People on the ground just don't care about Master and Main on GitHub. They really don't. I move in some very political circles and I've never heard anyone express a concern even remotely like it. There's a lot of things these companies do that no one asked for, they just want to look progressive. It's a social currency largely of their own creation, after all. But those working to build a more just world almost always want impactful material changes, not this gutless shifting and shuffling of window-dressing on corporate products.

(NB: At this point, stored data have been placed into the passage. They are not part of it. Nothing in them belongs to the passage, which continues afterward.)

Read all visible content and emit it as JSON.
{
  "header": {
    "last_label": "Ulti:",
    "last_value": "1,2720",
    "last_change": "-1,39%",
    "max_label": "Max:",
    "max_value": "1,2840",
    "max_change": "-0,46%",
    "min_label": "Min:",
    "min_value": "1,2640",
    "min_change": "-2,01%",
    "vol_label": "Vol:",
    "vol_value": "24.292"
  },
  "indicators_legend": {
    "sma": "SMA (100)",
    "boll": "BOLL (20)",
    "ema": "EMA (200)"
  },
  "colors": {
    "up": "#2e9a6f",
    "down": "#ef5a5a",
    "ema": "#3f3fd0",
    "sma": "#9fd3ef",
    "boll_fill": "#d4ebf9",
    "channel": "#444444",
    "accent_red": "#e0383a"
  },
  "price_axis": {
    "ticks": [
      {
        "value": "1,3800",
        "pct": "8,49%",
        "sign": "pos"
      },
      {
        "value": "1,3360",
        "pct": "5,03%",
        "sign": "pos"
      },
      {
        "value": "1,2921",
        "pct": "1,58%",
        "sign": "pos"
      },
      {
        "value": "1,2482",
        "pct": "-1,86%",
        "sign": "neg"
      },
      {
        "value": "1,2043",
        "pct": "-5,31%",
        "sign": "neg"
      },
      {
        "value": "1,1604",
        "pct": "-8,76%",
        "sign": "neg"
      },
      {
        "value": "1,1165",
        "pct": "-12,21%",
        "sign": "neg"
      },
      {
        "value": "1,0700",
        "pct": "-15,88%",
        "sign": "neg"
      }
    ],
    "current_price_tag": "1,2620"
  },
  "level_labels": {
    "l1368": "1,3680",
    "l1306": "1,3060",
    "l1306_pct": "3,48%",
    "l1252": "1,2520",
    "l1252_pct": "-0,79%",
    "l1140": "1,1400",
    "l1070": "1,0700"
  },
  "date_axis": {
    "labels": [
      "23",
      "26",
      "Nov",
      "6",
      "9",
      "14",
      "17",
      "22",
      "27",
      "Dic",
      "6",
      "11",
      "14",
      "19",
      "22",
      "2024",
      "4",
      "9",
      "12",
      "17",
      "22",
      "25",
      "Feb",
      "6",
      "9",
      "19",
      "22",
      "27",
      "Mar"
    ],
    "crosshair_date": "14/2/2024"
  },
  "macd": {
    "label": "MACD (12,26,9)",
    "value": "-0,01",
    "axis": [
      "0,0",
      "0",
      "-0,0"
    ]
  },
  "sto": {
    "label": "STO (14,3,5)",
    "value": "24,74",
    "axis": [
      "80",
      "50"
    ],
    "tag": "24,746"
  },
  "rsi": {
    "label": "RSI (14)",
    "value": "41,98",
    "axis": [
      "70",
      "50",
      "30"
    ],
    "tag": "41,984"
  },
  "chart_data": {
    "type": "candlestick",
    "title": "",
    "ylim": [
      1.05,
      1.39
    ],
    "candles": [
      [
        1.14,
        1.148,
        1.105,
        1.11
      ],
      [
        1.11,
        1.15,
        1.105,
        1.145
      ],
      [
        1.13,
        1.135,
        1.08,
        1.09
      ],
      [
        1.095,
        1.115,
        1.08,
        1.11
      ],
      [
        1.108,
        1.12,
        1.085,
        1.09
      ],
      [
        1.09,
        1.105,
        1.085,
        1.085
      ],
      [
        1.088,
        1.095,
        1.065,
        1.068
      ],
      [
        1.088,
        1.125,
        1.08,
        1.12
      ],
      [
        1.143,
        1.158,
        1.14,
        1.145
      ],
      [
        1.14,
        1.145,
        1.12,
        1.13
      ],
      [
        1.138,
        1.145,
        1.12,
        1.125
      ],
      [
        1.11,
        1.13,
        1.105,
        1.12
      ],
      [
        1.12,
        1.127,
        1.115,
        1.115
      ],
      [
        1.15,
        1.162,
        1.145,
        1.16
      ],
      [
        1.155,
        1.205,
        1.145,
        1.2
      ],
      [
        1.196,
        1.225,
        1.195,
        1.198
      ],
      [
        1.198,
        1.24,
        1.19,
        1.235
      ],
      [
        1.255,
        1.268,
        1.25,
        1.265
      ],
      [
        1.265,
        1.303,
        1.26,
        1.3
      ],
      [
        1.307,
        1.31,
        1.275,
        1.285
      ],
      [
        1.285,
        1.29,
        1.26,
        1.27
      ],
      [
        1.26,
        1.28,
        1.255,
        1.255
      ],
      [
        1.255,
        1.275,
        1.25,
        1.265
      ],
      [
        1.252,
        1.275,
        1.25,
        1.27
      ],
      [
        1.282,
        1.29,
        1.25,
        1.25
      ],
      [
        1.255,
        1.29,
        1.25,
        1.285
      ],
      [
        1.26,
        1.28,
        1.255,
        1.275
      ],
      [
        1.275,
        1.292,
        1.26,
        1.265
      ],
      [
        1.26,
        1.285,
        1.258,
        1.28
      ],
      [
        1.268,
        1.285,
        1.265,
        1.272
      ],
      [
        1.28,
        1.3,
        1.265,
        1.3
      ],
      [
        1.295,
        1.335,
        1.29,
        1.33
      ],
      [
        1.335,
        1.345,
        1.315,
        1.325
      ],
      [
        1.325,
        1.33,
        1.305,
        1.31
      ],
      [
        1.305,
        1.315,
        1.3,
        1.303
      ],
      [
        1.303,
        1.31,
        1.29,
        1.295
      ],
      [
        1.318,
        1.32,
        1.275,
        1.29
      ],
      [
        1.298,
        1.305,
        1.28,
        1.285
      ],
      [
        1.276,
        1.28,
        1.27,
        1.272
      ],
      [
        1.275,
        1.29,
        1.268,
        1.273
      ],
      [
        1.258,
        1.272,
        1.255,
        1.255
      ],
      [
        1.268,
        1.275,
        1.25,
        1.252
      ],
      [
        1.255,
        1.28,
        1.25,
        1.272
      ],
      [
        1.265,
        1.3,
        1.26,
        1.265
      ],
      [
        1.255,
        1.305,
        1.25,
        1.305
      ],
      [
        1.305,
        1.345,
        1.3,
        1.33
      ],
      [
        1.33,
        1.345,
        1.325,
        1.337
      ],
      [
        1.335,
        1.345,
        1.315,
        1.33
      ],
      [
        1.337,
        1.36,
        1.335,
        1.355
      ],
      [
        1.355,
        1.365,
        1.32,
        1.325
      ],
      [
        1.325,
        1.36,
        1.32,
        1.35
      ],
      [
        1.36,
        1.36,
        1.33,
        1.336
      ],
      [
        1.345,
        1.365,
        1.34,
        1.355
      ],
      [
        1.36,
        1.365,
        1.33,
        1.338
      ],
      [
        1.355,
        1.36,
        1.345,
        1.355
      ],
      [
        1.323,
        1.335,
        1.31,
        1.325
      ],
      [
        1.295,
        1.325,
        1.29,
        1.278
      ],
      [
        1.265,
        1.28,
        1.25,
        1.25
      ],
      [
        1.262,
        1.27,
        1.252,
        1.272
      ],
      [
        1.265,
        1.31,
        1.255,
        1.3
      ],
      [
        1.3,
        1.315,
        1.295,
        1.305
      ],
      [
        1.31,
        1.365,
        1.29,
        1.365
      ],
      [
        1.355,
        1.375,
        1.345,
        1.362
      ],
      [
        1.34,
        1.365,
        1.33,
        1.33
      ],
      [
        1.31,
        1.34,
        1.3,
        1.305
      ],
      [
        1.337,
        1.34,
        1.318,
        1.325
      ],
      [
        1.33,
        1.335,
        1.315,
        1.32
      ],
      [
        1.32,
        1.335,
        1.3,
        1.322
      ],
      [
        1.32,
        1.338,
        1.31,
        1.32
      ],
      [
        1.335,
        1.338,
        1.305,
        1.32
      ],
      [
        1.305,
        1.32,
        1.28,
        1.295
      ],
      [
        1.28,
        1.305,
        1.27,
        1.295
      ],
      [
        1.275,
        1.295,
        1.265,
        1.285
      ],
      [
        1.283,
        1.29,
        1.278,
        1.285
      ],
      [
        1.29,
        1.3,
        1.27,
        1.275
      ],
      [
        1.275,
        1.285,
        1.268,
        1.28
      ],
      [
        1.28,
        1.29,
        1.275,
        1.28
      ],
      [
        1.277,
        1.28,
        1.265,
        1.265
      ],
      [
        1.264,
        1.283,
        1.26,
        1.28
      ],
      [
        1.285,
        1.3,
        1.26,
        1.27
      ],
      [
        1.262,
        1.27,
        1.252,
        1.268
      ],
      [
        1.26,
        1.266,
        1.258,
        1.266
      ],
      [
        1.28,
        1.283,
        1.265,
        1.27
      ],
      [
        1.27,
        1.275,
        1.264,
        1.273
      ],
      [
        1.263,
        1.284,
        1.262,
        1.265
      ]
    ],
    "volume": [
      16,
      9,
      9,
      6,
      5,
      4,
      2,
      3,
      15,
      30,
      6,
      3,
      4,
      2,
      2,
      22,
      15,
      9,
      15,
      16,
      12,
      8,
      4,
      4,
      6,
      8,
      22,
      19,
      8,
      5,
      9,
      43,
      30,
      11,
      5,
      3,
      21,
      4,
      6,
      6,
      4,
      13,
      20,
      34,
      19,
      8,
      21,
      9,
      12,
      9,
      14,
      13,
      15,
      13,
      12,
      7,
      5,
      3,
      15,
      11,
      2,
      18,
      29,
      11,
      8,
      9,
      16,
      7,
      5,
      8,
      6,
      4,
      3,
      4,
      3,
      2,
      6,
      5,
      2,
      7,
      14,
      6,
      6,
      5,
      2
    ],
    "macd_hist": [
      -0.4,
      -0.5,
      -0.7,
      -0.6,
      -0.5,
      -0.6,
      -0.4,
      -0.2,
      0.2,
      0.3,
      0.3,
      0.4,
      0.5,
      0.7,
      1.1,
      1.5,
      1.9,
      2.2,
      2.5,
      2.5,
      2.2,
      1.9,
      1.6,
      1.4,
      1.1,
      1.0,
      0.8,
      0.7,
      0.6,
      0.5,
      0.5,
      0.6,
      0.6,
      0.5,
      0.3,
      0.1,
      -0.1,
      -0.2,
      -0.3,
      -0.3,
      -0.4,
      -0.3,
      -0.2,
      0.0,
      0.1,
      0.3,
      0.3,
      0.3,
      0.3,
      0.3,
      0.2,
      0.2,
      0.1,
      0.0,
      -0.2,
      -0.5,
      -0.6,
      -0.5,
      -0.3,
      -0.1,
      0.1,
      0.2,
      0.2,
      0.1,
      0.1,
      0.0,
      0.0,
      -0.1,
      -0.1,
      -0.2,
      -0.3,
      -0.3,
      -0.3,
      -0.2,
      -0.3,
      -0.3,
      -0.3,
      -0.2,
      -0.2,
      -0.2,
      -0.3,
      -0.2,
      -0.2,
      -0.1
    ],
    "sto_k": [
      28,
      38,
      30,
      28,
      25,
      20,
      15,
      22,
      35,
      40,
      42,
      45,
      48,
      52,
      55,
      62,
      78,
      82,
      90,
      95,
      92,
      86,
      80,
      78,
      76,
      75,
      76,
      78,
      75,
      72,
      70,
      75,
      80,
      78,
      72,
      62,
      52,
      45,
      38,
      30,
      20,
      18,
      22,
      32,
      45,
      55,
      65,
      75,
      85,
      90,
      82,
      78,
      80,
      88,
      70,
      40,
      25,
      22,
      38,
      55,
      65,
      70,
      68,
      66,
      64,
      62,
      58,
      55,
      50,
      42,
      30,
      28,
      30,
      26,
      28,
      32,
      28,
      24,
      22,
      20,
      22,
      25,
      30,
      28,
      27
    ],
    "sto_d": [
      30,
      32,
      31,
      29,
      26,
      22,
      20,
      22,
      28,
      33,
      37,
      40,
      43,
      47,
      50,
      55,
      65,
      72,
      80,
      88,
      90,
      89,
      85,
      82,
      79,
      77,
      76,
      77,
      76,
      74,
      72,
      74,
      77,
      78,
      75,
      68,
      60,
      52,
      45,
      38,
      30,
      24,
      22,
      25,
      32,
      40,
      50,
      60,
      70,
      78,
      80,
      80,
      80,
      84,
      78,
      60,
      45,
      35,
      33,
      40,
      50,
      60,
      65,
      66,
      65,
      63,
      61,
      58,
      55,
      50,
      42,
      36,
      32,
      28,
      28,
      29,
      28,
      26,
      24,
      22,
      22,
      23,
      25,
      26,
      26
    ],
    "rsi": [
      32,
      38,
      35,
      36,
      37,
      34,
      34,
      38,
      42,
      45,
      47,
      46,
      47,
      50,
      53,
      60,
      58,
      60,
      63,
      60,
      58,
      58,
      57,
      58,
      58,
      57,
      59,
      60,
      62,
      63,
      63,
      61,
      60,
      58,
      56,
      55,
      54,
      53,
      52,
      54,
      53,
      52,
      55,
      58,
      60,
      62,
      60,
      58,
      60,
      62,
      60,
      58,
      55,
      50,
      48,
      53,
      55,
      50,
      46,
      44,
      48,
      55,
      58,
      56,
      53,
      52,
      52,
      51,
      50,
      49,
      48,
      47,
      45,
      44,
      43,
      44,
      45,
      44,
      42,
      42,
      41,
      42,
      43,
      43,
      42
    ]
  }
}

~edisondotme wrote (thread):

I think it's especially silly in cases like this where this is no corresponding "slave" term. There is no such thing as a "slave" in git. In common parlance, "master" more often means things like primary, principle, expert, etc. Not "a person who owns slaves" as is in the context of slavery of people.

~sojourner wrote (thread):

The cancel mob is already infighting, so there's some hope that this farce will just eat itself due to internal divisions and uncontained aggression. When a wild hearsay and reckless over/misinterpretation can make words taboo, people social lepers, or even kill businesses, literally no one and nothing is safe. Most folks are getting fed up with all this hostility. The moment people with social media pitchforks collectively realize that they aren't unpunishable and can get framed themselves, fear kicks in and this whole mass hysteria either spectacularly implodes or fizzes over in shame.

~tskaalgard wrote (thread):

It's kind of going away, thankfully. It's going out of vogue. At least it seems so.

~starbreaker wrote (thread):

1. I thought this was only for new repositories.

2. Is it that hard to update your scripts to point to "main" rather than "master" (which I agree probably involves master recordings rather than master of other people)? Or is it the inconvenience you resent?

3. There are plenty of reasons to not use GitHub that have nothing to do with terminology or "cancel culture". That Microsoft now owns it should be reason enough to migrate away to SourceHut, GitLab, Gitea, or a self-hosted solution.